A week ago, the owner of a furniture store in Conway, Ark., asked me, "Why don't you media people, especially the cable news, ever ask politicians what they agree on? Why is it always about disagreements?" The folks in Ellston thought that was a very good idea. It's one I'll take home. But it's also a lesson that politicians, even extremists like Bachmann, should heed: the Americans who feel most ignored these days are not the screamers. They are the solid citizens who are sick to death of pols who play to the rant.
The odd thing about the political landscape is how much the people on the left and the people on the right and the people in the middle agree on things: this nation has gotten out of control of the people, money now rules politics which means corporations now rule politics, and the rhetoric you hear from the right echoes the rhetoric you hear from the left.
The disagreements are deep, to be sure. To make the ludicrous claim that the richest one percent pay 20% of the taxes-- while they *earn* over 1000% more in income-- is pandering of the worst kind. The left has it more right than the right, to be sure. That's why I haven't abandoned my liberal principles.
But I digress...
You'd think, as weak as Obama's approval ratings make him appear, the Republicans would be six deep trying to run against him, and yet people you might expect to run, like Condoleeza Rice or Marco Rubio, remain oddly out of the spotlight.
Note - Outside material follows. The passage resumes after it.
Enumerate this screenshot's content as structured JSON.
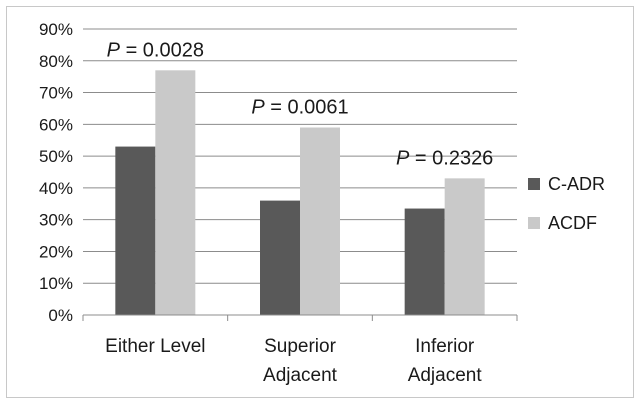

One has to wonder why. My guess would be the volatile nature of the GOP voting base: there's a power struggle going on. One thing Republicans hae always been very very good at is keeping internal discipline even when the walls are crumbling. It happened during the last years of the Bush administration. You never heard about how Bush was a liberal until after he'd left office.
You won't hear about this split until it cleaves the party in two. You're starting to see signs of this: Jim Jeffords was a pioneer, of course, but David Frum has all but abandoned the GOP, Lamar Alexander has resigned what leadership posts he holds in the Senate, and now the long-time head of the Florida Republican party is leaving to take a consulting job. The rats, such as they are, are abandoning ship.
2012 could see a GOP decimated by internal strife and proven deadly wrong on so many of their cherished beliefs (as expressed in the primary run) that they'll be lucky to hold onto the House.